Care Planning, Caregiving, Health Literacy, Trust
Relationships and Resources in Care Planning
Wy Woods Harris, NPAF volunteer from Memphis, writes about her role as a caregiver for her family and how that led her to be an advocate for care planning.
In this season of accepting change, there is a renewed focus and it is being intentional in caring. There are several assignments that play an important role in taking care of my family as well as myself.
I recently celebrated my seventy-fifth birthday with family. While some of the celebration was virtual, some of the family were able to visit me. During this time, the conversation turned to the present situation of Covid-19. It was a perfect time to discuss care planning with my children, grandchildren and even in the presence of my great grandchild.
I have given my backup person, as well as my alternate backup person, copies of my wishes and I remind them to refer to the forms that I have given them. Sometimes I can see the reaction of my bringing it up again. I assure them that is important to my wellness and to decrease their level of anxiety in the event they have to share my wishes and requests in making decisions.
I have been in the role of survivor, caregiver and advocate for more than fifty years. These roles are integral to my way of living and I want to use them as leverage to help others understand the priority of choosing people who will respect my wishes.

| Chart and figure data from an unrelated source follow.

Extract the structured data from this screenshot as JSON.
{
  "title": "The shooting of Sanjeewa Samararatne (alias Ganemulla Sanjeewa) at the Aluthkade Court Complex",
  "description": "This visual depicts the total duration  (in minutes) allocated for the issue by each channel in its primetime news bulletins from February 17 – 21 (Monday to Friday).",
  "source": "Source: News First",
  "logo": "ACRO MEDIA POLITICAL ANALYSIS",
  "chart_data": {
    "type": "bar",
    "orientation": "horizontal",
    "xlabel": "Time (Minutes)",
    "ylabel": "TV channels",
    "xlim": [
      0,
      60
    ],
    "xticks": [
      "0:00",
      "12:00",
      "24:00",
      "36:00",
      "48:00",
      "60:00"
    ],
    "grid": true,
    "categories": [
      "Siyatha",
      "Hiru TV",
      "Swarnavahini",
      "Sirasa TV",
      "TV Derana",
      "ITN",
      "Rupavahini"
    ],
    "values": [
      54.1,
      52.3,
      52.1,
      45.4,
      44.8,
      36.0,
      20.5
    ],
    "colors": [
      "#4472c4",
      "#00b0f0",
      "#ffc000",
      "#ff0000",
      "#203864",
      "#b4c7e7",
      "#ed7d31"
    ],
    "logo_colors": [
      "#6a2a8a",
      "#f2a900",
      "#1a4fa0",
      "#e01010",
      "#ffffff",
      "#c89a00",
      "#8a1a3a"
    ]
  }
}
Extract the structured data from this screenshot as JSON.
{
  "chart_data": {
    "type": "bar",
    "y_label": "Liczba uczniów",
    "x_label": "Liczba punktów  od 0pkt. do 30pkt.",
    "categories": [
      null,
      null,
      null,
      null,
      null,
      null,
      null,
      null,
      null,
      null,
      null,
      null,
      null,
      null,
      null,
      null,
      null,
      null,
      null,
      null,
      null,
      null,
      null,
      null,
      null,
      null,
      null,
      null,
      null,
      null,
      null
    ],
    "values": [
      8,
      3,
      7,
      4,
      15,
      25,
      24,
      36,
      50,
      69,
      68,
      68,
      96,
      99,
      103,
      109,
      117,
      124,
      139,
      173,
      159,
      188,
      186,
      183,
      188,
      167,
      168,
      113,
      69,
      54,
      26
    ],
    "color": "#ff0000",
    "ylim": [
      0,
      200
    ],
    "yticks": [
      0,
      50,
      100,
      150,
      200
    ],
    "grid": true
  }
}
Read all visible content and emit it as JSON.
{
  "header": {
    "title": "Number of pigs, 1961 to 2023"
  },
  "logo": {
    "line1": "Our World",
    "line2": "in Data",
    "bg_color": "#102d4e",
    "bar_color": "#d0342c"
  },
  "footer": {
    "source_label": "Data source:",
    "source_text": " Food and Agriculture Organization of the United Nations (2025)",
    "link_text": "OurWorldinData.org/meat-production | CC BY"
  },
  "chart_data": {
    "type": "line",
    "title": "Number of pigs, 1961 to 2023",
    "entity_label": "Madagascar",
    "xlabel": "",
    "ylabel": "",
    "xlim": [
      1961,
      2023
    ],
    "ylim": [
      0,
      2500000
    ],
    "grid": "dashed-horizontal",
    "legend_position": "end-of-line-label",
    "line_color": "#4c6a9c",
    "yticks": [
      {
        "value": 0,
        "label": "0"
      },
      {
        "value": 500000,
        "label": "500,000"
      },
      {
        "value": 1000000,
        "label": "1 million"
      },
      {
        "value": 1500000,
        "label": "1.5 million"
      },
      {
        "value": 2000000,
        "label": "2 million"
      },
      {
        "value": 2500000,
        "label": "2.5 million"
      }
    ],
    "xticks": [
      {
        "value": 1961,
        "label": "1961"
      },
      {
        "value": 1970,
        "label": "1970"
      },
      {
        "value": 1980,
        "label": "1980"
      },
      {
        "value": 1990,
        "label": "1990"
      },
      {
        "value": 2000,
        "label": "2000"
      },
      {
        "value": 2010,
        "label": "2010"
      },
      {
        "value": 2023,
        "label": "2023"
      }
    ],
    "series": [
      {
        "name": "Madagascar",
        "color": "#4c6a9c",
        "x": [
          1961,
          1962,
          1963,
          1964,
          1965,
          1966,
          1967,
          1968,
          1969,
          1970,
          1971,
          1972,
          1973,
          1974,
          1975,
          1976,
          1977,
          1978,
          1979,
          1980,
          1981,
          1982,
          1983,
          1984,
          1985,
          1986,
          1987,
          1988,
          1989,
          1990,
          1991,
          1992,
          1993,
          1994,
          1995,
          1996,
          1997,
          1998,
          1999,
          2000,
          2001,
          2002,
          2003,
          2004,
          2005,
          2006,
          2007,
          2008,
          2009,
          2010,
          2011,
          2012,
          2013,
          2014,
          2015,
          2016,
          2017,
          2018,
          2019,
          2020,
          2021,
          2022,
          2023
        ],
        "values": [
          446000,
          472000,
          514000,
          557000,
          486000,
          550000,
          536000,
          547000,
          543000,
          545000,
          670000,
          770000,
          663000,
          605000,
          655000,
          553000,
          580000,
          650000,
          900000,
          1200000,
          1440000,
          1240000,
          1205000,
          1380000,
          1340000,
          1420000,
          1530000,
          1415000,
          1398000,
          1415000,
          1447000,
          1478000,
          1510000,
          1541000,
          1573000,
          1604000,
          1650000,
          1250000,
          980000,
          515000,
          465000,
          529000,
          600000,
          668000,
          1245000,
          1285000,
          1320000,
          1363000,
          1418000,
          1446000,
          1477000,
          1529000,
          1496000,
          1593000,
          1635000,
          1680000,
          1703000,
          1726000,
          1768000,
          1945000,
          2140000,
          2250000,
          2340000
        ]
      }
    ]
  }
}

I am fortunate to have my primary care physician of more than forty years so I had no problem sharing my care plan with him. He is familiar with my request and I made sure that his staff had copies of my wishes as well. This line of communication is one of the key factors in having my wishes honored.
Today I am writing as we continue to ease our way back into community activities. We can say that we have made decisions about life and death and we have conveyed our wishes and have asked others to do the same. The struggle we have found ourselves in dealing with COVID-19 is lessened when we are able to use our care planning resources.
I have had two life changing experiences in the past six months: the death of my husband and the stroke of my youngest daughter. I am glad we had conversations about what would happen in the event we are faced with a life and death situation. Thank goodness I was able to say to the health professionals that we had completed our living wills and I had copies with me during my husband’s hospital admission.
The conclusion of the matter is that we help each other learn who and what is important in care planning. We all can work together as advocates to make our piece of the world a better place.